Wie in ihrer syrischen Heimat, wollten sie auch in Borken ihre Gottesdienste feiern. Dafür brauchten sie einen Kirchenraum.
Es war bestimmt kein Zufall, dass in dieser Zeit die evangelische Markuskirche in Borken-Burlo aufgegeben werden musste. Statt Abriss der Kirche fand sich die Lösung, dass die assyrischen Christen sie im Jahr 2013 übernahmen. So entstand hier in der Nähe zur niederländischen Grenze die erste Gemeinde der Assyrischen Kirche des Ostens im Bereich der westfälischen Kirche.
Die meisten der heutigen Gemeindeglieder leben in Borken und Umgebung; einzelne Familien haben auch an anderen Orten Nordrhein-Westfalens ein neues Zuhause gefunden. Eine größere Gruppe assyrischer Christen lebt im Raum Frankfurt am Main, wo sie in der Nähe von Wiesbaden ihre erste Gemeinde in Deutschland gegründet haben.
Von Anfang an suchten die assyrischen Christen in Burlo den Kontakt zu ihren Nachbarn. „Wir wollten kein Ghetto bilden, sondern uns öffnen für die Nachbarn und Schwesterkirchen“, so der assyrische Bischof. So hat sich seit Jahren ein lebendiges ökumenisches Miteinander mit der evangelischen Kirchengemeinde Oeding-Stadtlohn-Vreden entwickelt. Dazu gehört auch, dass die evangelische Gemeinde weiterhin einen Kirchenschlüssel behalten durfte, um einmal im Monat ihren eigenen Gottesdienst in der Assyrischen Kirche zu feiern.
Ebenso sind die evangelischen Christen zum Gottesdienst der Assyrischen Gemeinde eingeladen, der von Pfarrer Andreas Odisho, den Diakonen und dem Frauenchor in Aramäisch, der Sprache Jesu, gefeiert wird – auch zur Teilnahme am Abendmahl, denn für die Assyrische Kirche ist die entscheidende Voraussetzung dafür die Taufe und die gemeinsame Beichtfeier, die Teil der sonntäglichen Liturgie ist.
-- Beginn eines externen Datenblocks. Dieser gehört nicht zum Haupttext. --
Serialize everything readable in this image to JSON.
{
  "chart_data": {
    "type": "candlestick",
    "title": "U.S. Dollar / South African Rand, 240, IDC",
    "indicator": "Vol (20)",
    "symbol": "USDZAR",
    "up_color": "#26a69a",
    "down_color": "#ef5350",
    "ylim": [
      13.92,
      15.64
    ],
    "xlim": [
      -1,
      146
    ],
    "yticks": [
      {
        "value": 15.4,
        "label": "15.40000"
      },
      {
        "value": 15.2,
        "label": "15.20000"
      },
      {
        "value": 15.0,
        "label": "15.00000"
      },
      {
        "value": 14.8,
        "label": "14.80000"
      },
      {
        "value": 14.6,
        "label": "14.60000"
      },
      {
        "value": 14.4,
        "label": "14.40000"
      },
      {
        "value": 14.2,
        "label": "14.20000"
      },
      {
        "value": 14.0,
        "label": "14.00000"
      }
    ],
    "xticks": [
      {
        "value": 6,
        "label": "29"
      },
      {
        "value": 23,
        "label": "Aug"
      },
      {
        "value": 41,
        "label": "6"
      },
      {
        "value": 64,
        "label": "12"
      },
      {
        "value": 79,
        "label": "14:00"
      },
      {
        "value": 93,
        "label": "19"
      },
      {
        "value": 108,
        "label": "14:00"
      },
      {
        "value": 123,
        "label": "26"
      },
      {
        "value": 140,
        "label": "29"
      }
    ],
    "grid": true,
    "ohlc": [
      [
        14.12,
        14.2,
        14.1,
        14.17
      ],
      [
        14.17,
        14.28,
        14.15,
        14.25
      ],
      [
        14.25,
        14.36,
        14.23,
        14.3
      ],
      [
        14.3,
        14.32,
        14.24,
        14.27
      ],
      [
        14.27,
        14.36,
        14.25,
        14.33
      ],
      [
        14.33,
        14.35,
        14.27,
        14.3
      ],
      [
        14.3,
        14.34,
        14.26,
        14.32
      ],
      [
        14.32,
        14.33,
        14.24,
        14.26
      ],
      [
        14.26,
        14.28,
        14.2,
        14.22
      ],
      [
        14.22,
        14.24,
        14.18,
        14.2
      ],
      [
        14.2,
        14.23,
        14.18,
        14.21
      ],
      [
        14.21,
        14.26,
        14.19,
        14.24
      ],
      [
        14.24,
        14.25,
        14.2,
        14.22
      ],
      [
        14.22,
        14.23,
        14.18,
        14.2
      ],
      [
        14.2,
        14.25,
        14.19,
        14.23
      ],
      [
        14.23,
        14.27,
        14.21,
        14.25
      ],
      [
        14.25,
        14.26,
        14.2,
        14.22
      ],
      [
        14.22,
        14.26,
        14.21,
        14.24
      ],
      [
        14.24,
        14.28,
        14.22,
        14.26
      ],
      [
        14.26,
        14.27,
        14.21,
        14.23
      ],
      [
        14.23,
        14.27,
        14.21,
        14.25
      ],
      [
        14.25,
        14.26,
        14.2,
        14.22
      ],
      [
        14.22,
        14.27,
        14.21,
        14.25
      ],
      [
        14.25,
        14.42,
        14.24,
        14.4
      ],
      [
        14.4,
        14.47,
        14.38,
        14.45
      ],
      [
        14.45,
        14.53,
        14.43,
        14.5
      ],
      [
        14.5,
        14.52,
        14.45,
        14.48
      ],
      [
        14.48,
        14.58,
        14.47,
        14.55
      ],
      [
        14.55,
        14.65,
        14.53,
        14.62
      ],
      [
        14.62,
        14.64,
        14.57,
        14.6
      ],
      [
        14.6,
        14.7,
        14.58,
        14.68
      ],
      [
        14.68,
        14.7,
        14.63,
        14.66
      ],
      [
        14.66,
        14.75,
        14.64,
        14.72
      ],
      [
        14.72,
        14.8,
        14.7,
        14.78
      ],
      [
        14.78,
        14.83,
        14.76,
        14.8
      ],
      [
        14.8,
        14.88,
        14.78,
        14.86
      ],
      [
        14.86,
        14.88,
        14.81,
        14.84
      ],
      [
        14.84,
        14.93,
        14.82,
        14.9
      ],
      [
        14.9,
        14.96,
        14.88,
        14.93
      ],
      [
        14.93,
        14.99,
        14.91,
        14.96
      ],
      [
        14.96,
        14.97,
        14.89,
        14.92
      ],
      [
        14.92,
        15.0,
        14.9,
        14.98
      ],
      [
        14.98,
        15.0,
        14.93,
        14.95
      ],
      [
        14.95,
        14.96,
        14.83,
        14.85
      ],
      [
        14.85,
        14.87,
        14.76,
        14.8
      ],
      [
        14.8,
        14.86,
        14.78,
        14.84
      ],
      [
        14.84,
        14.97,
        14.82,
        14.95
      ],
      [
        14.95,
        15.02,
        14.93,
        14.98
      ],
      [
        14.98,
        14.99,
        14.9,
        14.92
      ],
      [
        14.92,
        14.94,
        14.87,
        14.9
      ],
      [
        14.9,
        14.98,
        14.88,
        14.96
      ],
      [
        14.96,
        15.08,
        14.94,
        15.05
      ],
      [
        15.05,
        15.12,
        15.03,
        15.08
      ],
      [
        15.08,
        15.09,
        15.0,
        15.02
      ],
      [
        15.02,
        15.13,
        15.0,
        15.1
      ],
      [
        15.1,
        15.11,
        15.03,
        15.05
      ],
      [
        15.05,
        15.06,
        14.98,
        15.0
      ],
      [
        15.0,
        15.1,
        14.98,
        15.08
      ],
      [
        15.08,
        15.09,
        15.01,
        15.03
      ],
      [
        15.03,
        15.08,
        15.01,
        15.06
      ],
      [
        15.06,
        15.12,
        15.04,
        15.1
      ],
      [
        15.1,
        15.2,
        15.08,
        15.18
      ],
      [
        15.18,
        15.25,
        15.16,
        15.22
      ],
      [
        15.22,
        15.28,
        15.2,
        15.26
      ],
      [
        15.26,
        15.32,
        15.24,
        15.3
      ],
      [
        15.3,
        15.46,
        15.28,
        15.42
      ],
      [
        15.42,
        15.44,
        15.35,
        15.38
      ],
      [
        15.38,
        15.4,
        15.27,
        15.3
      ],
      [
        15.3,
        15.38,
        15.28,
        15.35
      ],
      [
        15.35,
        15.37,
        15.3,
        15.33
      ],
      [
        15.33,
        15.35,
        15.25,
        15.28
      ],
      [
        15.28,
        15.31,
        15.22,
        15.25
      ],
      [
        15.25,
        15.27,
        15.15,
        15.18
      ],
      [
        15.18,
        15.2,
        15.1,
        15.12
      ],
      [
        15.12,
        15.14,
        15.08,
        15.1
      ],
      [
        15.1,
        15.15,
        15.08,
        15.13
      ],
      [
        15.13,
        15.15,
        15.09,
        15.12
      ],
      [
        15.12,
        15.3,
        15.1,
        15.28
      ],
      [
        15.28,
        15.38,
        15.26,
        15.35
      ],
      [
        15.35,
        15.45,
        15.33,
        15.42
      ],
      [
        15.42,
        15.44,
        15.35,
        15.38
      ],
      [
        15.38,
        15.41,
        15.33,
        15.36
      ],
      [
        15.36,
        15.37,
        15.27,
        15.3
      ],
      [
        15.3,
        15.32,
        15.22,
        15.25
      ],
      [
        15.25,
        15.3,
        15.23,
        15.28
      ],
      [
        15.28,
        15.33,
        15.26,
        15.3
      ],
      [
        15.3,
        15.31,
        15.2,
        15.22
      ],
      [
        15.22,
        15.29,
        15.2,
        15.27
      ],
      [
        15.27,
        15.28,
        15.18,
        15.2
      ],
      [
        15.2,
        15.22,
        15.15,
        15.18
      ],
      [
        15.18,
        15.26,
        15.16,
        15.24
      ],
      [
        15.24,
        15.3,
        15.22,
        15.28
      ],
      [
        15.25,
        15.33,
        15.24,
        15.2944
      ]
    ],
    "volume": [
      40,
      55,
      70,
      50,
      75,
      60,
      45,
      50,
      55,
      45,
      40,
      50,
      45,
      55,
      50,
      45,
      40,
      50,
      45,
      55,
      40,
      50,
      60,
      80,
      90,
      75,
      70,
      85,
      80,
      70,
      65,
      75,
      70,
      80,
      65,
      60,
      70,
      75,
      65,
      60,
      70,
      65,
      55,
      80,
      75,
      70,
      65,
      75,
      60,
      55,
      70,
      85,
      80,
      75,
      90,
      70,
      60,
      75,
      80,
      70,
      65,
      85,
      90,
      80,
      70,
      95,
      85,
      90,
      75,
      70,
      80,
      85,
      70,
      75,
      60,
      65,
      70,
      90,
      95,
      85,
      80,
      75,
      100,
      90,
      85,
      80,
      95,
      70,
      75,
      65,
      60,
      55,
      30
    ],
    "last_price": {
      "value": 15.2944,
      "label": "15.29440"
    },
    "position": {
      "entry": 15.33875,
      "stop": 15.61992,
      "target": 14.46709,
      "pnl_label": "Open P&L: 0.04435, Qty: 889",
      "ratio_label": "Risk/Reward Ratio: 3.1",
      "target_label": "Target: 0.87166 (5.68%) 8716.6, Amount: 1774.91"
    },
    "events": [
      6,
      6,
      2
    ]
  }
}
Auch der neue Gemeindesaal dient der ökumenischen Begegnung und wird bereits von evangelischen und katholischen Christen genutzt. Notwendig wurde dieser Anbau, damit die 160 assyrischen Familien neben der Kirche ein Zentrum haben, wo sie sich als Gemeinde treffen. Hier finden künftig Sprachkurse und gemeinsame Kochkurse für evangelische, katholische und assyrische Frauen statt, wie Shlemon Yonan betont, der diese Programme begleiten wird.
Viele jüngere Gemeindeglieder sprechen bereits fließend Deutsch. Sie haben inzwischen ihre Ausbildung gemacht, geheiratet und Arbeit gefunden, ergänzt Juliet Icho. Die junge Frau singt im Chor mit.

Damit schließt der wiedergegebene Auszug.